Pig organs transplanted into people
In January, US handyman David Bennett became the first person to receive a transplanted heart from a genetically modified pig — a crucial first step in determining whether animals could provide a source of organs for people who need them. Bennett survived for another eight weeks after the transplant, but researchers were impressed that he lived for that long, given that the human immune system attacks non-genetically modified pig organs in minutes. A few months later, two US research groups independently reported transplanting pig kidneys into three people who had been declared legally dead because they did not have brain function. The organs weren’t rejected and started producing urine. Researchers say the next step is clinical trials to test such procedures thoroughly in living people.
Elections and science
National elections in Brazil, Australia and France brought relief for many researchers. After three years of science-damaging policies under right-wing president Jair Bolsonaro, Brazil narrowly elected leftist labour leader and former president Luiz Inácio Lula da Silva to lead the country in October. Scientists are hopeful that Lula’s return will result in a desperately needed boost to research funding and greater protection for the Amazon rainforest.
French researchers were buoyed by President Emmanuel Macron’s victory over far-right candidate Marine Le Pen in April, and the election of Anthony Albanese as prime minister in Australia in May was seen as a good thing for science and climate-change action, too. In China, Xi Jinping cemented his legacy with an historic third term as head of the Chinese Communist Party. Xi has placed science and innovation at the heart of his country’s growth strategy.
In other nations, it was unclear how research would fare under new leaders, such as Giorgia Meloni, the far-right candidate elected as Italy’s first female prime minister in October. Science was not a priority for the United Kingdom’s three prime ministers this year, although they have retained previous commitments to raise research funding.

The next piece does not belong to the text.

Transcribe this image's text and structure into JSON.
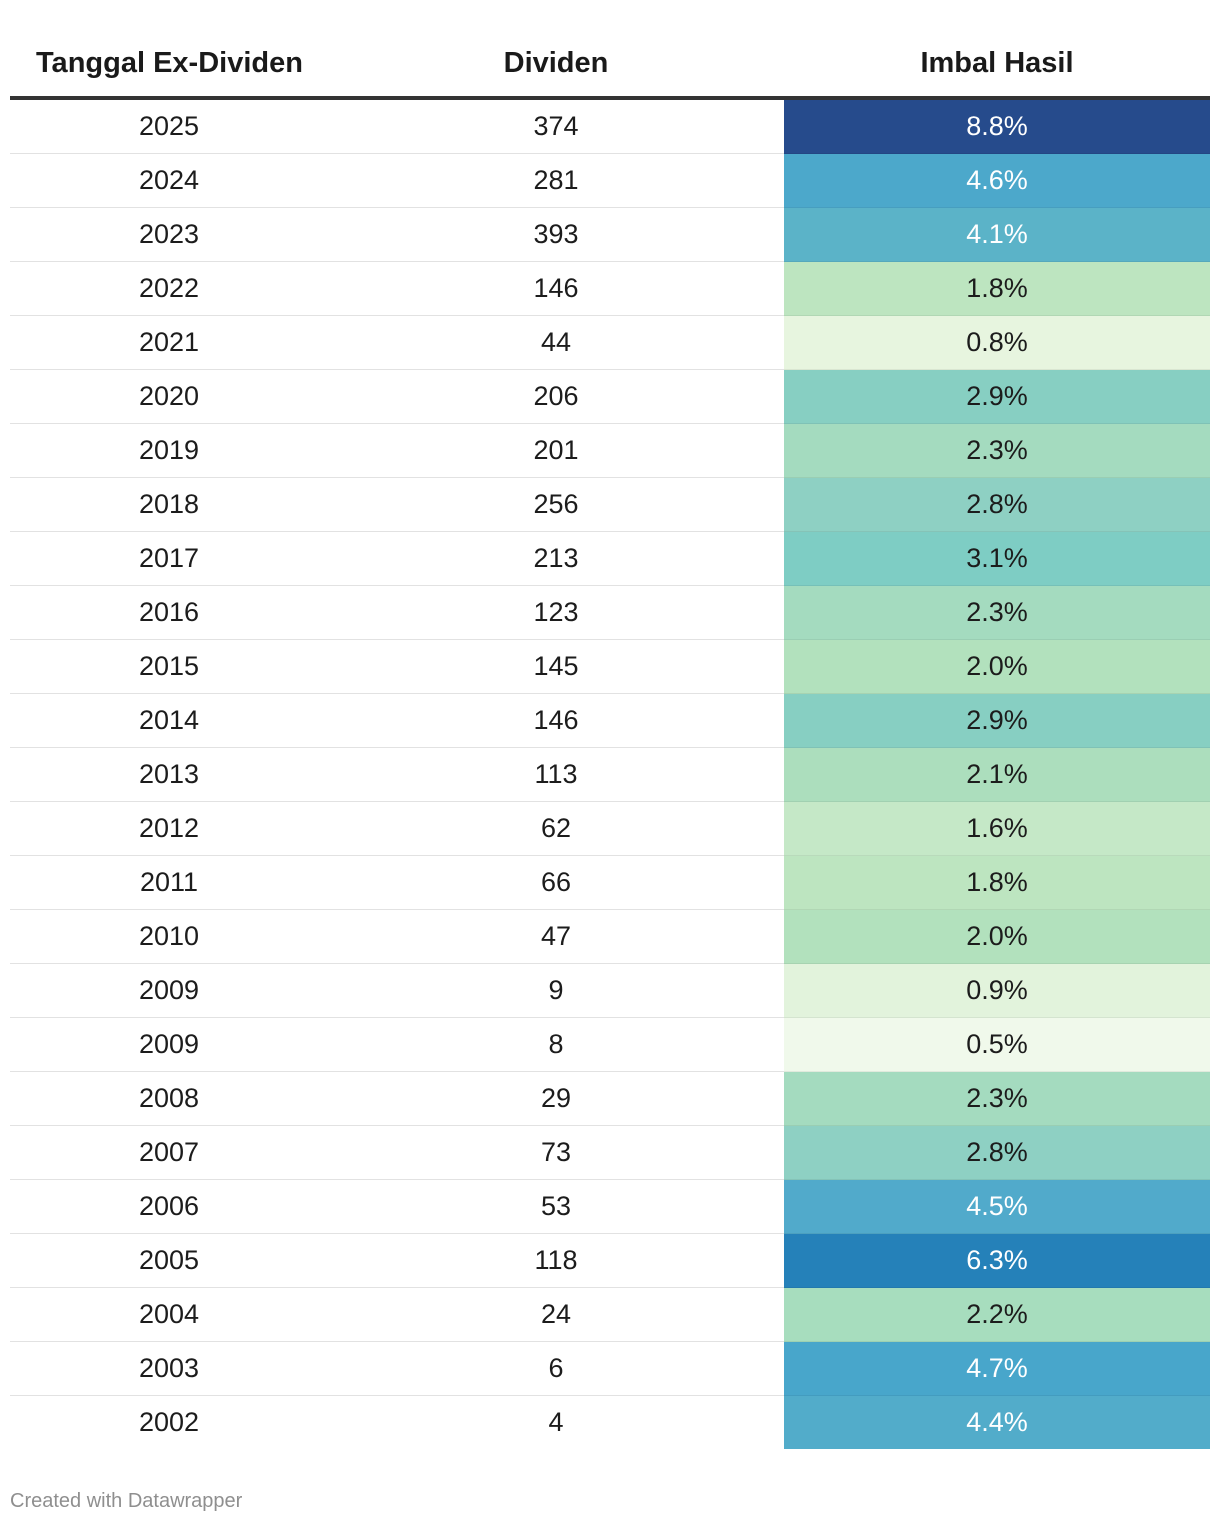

After Boris Johnson reisgned, Liz Truss was in the position for just seven weeks before she too resigned and the current Prime Minister Rishi Sunak took over.
Environmental push begins
This week, conservation and political leaders are attempting to finalize a global deal to protect the environment. The UN’s Convention on Biological Diversity Conference of the Parties (COP15) is under way in Montreal, Canada. A new biodiversity treaty, known as the post-2020 Global Diversity Framework, has been delayed by more than two years because of the COVID-19 pandemic. Progress towards an agreement has been slow, and the deal looked under threat when negotiations stalled over financing during international talks in Nairobi in June. Financial pledges from some nations to support biodiversity helped discussions to move forward, but estimates suggest that US$700 billion more is needed annually to protect the natural world. At the meeting, delegates will hopefully agree on targets to stabilize species’ declines by 2030 and reverse them by mid-century.